In November at the Council on Foreign Relations, less than a week after the Paris attacks, Clinton’s critique was more direct: Obama isn’t doing enough to counter global terrorism. Emphasizing she doesn’t support large deployments of U.S. troops, she said, “We should be honest about the fact that to be successful, airstrikes will have to be combined with ground forces actually taking back more territory.”
Yet in that same time, the Obama administration has “accelerated” the campaign against ISIS, and its territory is shrinking, military officials say. This month, Iraqi forces backed by U.S. airpower, intelligence and advisors, took back Ramadi. They are openly planning to move on Mosul, and eventually, Raqqa — when local forces are deemed up for the job.
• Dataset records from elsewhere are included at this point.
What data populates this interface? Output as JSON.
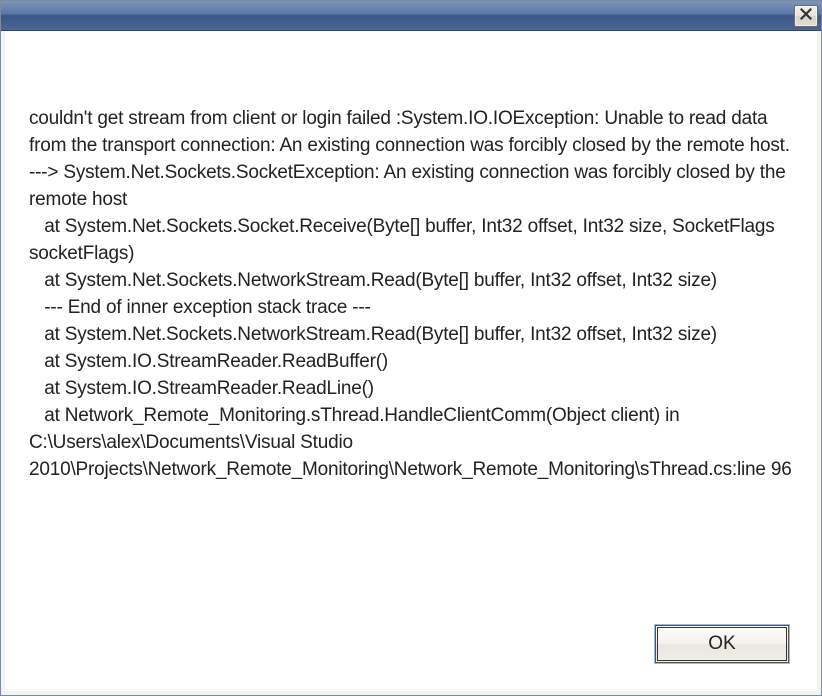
{
  "dialog": {
    "message": "couldn't get stream from client or login failed :System.IO.IOException: Unable to read data from the transport connection: An existing connection was forcibly closed by the remote host. ---> System.Net.Sockets.SocketException: An existing connection was forcibly closed by the remote host\n   at System.Net.Sockets.Socket.Receive(Byte[] buffer, Int32 offset, Int32 size, SocketFlags socketFlags)\n   at System.Net.Sockets.NetworkStream.Read(Byte[] buffer, Int32 offset, Int32 size)\n   --- End of inner exception stack trace ---\n   at System.Net.Sockets.NetworkStream.Read(Byte[] buffer, Int32 offset, Int32 size)\n   at System.IO.StreamReader.ReadBuffer()\n   at System.IO.StreamReader.ReadLine()\n   at Network_Remote_Monitoring.sThread.HandleClientComm(Object client) in C:\\Users\\alex\\Documents\\Visual Studio 2010\\Projects\\Network_Remote_Monitoring\\Network_Remote_Monitoring\\sThread.cs:line 96",
    "ok_label": "OK"
  }
}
Obama has criticized Republicans for “half-baked ideas” that would escalate the war in Syria. When asked about Clinton’s shared support for a no-fly zone, he responded, “Hillary Clinton is not half-baked in terms of her approach to these problems. But I also think that there’s a difference between running for president and being president.”
The next president’s worldview will be most impacted by the realities of day one on the job, according to former Delaware Sen. Ted Kaufman, Biden’s chief of staff for nineteen years. “It’s going to be a lot more of the coalition building of George H.W. Bush than the go-it-alone of George W. Bush,” he said.
Still, Chollet argued Obama’s successors will have him to thank for “putting us on a course that has renewed American power.”
“Obama’s Warren Buffett and the foreign policy debate is a bunch of day traders,” he said.
Yet Arizona Sen. John McCain, the Republican nominee in 2008, appeared almost insulted when asked if Clinton would inherit Obama’s doctrine. “Oh no. Absolutely not. I know her too well,” the Armed Services Committee chairman said, pointing to Clinton’s early support for arming moderate Syrians and the no-fly zone.
“Would she be everything I want? Of course not,” he said. “My beloved Mo Udall said a politician’s prayer is, ‘May the words I utter today be tender and sweet, because tomorrow I might have to eat them,’ and she will.” But, he insisted, “She’s certainly not Obama.”